- Authors: William Wiemann, Tyler Carr, Benjamin Ranew
- Project title: Mercari Price Prediction Project
- File description: This is the main file that creates the model, runs the model, and gets predictions. It starts out by using [get_sample.py](get_sample.py) to get a consistent data sample of training and testing data. Then, using transformers, it creates two different pipelines, both using KNN as the model. One pipeline is created for text data, and another for categorical data. The two models are ensembled together using VotingRegressor.
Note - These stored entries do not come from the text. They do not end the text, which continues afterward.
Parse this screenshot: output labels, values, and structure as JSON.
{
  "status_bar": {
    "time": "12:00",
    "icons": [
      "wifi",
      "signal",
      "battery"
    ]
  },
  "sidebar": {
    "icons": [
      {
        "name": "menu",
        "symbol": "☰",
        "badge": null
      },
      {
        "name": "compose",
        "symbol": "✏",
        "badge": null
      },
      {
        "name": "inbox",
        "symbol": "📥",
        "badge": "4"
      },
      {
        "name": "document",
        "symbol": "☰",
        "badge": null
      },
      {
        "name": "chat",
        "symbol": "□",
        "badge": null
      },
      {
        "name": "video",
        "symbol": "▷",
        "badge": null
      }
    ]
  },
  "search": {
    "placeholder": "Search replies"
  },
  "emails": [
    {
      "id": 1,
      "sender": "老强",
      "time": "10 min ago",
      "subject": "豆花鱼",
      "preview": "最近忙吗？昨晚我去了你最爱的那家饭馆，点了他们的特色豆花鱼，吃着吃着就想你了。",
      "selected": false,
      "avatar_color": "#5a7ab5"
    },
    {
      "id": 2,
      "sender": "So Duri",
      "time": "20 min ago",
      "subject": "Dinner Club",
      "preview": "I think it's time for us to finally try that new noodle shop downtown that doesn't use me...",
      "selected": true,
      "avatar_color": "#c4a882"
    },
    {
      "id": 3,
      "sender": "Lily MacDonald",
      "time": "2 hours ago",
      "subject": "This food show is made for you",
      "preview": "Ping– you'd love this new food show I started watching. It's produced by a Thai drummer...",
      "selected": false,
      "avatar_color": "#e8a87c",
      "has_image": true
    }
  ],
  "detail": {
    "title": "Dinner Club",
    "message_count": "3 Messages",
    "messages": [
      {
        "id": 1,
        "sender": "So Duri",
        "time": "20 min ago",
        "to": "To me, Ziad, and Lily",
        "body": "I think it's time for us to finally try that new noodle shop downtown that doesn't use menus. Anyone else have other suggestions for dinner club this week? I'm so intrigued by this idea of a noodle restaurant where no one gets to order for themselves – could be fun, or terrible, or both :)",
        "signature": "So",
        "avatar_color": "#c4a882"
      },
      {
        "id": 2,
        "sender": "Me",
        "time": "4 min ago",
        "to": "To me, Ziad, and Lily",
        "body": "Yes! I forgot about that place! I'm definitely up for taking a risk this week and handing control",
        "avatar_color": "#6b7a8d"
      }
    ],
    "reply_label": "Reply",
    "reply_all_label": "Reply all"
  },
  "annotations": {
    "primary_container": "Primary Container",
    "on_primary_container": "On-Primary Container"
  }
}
After the model is run, price predictions put next to the actual prices.

In [3]:
from sklearn.compose import ColumnTransformer
from sklearn.preprocessing import OneHotEncoder
from sklearn.pipeline import Pipeline
from sklearn.feature_extraction.text import TfidfVectorizer
from sklearn.preprocessing import FunctionTransformer
from get_sample import get_sample
from get_tfidf_df import apply_normalize
from sklearn.neighbors import KNeighborsRegressor
import pandas as pd
from sklearn.ensemble import VotingRegressor

In [None]:
!python -m spacy download en_core_web_sm

In [4]:
X_train, X_test, y_train, y_test = get_sample(cutoff=100, test_size=0.33)

In [5]:
# Turn category names into numbers for ML model
category_cols = ['item_condition_id', 'category_name', 'brand_name']

category_transformer =  ColumnTransformer([
    ('preprocessing', OneHotEncoder(handle_unknown='ignore'), category_cols),
])

In [6]:
category_model = Pipeline([
    ('preprocessing', category_transformer),
    ('model', KNeighborsRegressor(n_neighbors=10))
])

In [7]:
# https://stackoverflow.com/a/65298286/3675086
tfidf_vectorizer = TfidfVectorizer(analyzer='word', stop_words='english')

tfidf_transformer =  ColumnTransformer([
    ('tfidf', tfidf_vectorizer, 'combined_desc')
], sparse_threshold=0)

In [8]:
tfidf_model = Pipeline([
    ('normalize', FunctionTransformer(apply_normalize)),
    ('tfidf', tfidf_transformer),
    ('model', KNeighborsRegressor(n_neighbors=10))
])

In [9]:
combined_model = VotingRegressor(estimators=[
    ('category_model', category_model),
    ('tfidf_model', tfidf_model)
])

In [10]:
X_train['combined_desc'] = X_train[['name', 'item_description']].agg(' '.join, axis=1)

X_test['combined_desc'] = X_test[['name', 'item_description']].agg(' '.join, axis=1)

In [11]:
combined_model.fit(X_train, y_train)

100%|██████████| 67/67 [00:00<00:00, 140.05it/s]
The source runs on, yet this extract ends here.